The Review of Financial Advice (RFA), as it is known, was conceived in the wake of the UK’s Retail Distribution Review, a package of regulatory reforms governing the way financial advice in the UK is provided and paid for, which takes effect on 1 Jan 2013.
The JFSC’s unveiling of the results of its RFA consultation comes less than a week after Guernsey – Jersey’s English Channel neighbour and sometime rival – launched a consultation of its own on whether it should adopt a Retail Distribution Review (RDR) similar to the UK’s.
As reported, that consultation runs until 2 Jan 2013, the day after the RDR takes effect, and the Guernsey Financial Services Commission has gone on record as stating that it believes Guernsey “should not immediately follow the UK” with an RDR scheme of its own, “but instead wait and see what happens in the UK and elsewhere”.
The Isle of Man is also implementing a version of RDR, which like Jersey’s RFA, takes effect at the beginning of 2014 and focuses on raising the standards of advisers’ qualifications, according to John Spellman, the island’s director of financial services.
Feedback paper
The new JFSC Feedback Paper, as the consultation document is known, follows the JFSC’s publication in August of 2011 of its position paper on the matter.
The document is described as covering those areas in the UK’s RDR that were not already dealt with under existing Jersey legislation, including the use of commission to remunerate advisers, and the level of qualification advisers should have.
Among its key features is a new legal distinction between so-called professional clients and non-professional, or retail, clients, which is described as having “a bearing on both the qualification requirements for, and the remuneration of, financial advisers”.
Businesses involved in such areas as fund administration and fund management are not covered by the RFA. They will still be able to pay commissions to Jersey-based advisers or advisers with Jersey-resident clients, but with the proviso that in some circumstances the advisers may not be permitted to retain the commissions.
Other key features:
- In general, advisers will be required to hold an appropriate qualification at Qualifications and Credit Framework (“QCF”) level 4 or above in order to be able to give financial advice to retail clients in, or from within, Jersey
- In general, retail clients resident in Jersey will not be permitted to pay for the advice they receive through commission payments
Exception for ‘professional clients’
Even after 31 December 2013, those advisers who look after individuals who qualify as “professional clients” will not be required to meet the QCF level 4-or-above requirement, nor will they if they have retail clients “who qualify to be and opt to be treated as professional clients”, the JFSC said, in a statement outlining the new RFA requirements.

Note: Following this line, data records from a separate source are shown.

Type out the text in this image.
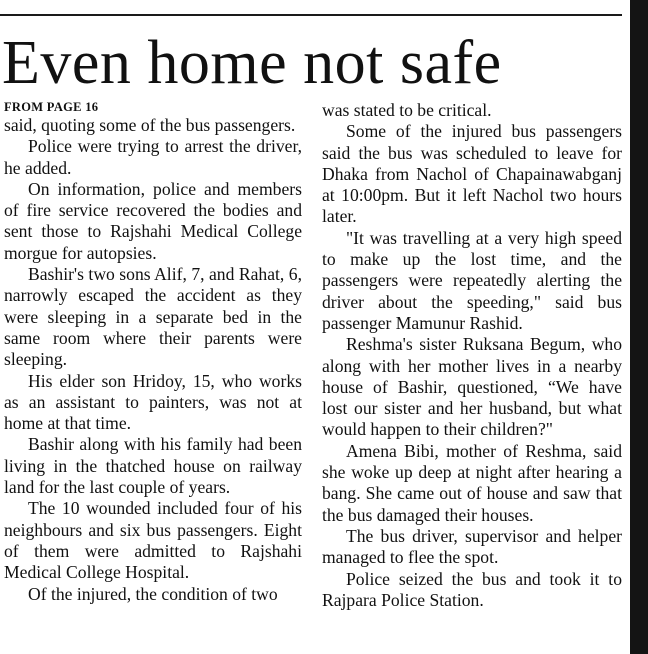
Even home not safe
FROM PAGE 16

said, quoting some of the bus passengers.

Police were trying to arrest the driver, he added.

On information, police and members of fire service recovered the bodies and sent those to Rajshahi Medical College morgue for autopsies.

Bashir's two sons Alif, 7, and Rahat, 6, narrowly escaped the accident as they were sleeping in a separate bed in the same room where their parents were sleeping.

His elder son Hridoy, 15, who works as an assistant to painters, was not at home at that time.

Bashir along with his family had been living in the thatched house on railway land for the last couple of years.

The 10 wounded included four of his neighbours and six bus passengers. Eight of them were admitted to Rajshahi Medical College Hospital.

Of the injured, the condition of two

was stated to be critical.

Some of the injured bus passengers said the bus was scheduled to leave for Dhaka from Nachol of Chapainawabganj at 10:00pm. But it left Nachol two hours later.

"It was travelling at a very high speed to make up the lost time, and the passengers were repeatedly alerting the driver about the speeding," said bus passenger Mamunur Rashid.

Reshma's sister Ruksana Begum, who along with her mother lives in a nearby house of Bashir, questioned, “We have lost our sister and her husband, but what would happen to their children?"

Amena Bibi, mother of Reshma, said she woke up deep at night after hearing a bang. She came out of house and saw that the bus damaged their houses.

The bus driver, supervisor and helper managed to flee the spot.

Police seized the bus and took it to Rajpara Police Station.
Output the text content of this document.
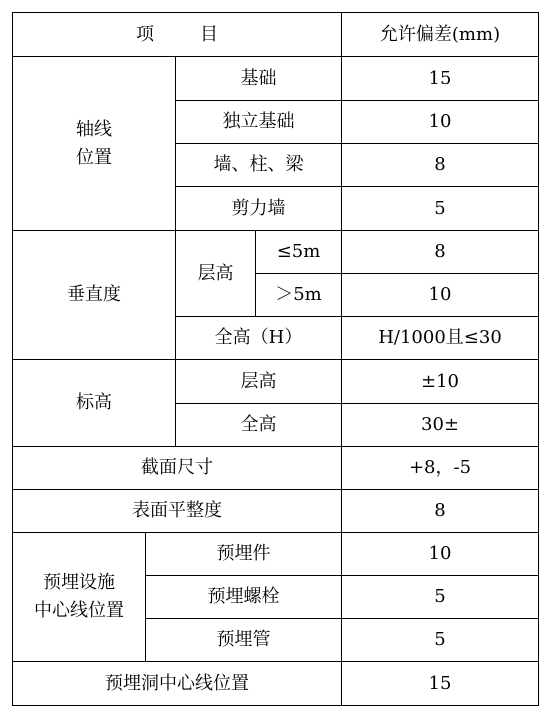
项 目				允许偏差(mm)
轴线
位置		基础		15
		独立基础		10
		墙、柱、梁		8
		剪力墙		5
垂直度		层高	≤5m	8
			＞5m	10
		全高（H）		H/1000且≤30
标高		层高		±10
		全高		30±
截面尺寸				+8，-5
表面平整度				8
预埋设施
中心线位置	预埋件			10
	预埋螺栓			5
	预埋管			5
预埋洞中心线位置				15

In addition, employers of advisers advising such professional clients may continue to receive commission payments even after 31 December 2013, the JFSC said.
The JFSC said it is willing to consider representations made to it by businesses on the achievability of the 1 Jan 2014 deadline. However, it said it added that it would expect all Jersey financial advisers “to apply the categorisation for new clients taken on after 31 December 2013”.
Reaction
As it happens, few Jersey wealth managers seem likely to have a problem meeting the deadline, interviews with several revealed.
The reason, they say, is because the advisory industry on Jersey has been moving for some time in the direction of higher qualifications, and away from the use of commissions.
“The RFA has formalised a trend that was happening in the marketplace here anyway,” said Marc Farror, director and head of business development for the Jersey operation of Vistra, the Geneva-based trust and corporate services provider.
While the new regulations will require Jersey advisers to have QFC Level 4 qualifications, he went on, a lot of the island’s banks and other institutions are demanding that their advisers meet an even higher standard, the CISI Level 6 Certificate in Private Client Investment Advice & Management.
"It is an example of the belts and braces way they like to do things here in Jersey, not just meeting the standards required but exceeding them," Farror added.
Alan Binnington, private client director at RBC Wealth Management in Jersey, shared Farror’s assessment, noting that the types of smaller advisory businesses the UK’s RDR was aimed at are not typical of Jersey, where wealth managers tend to be larger and have wealthier clients.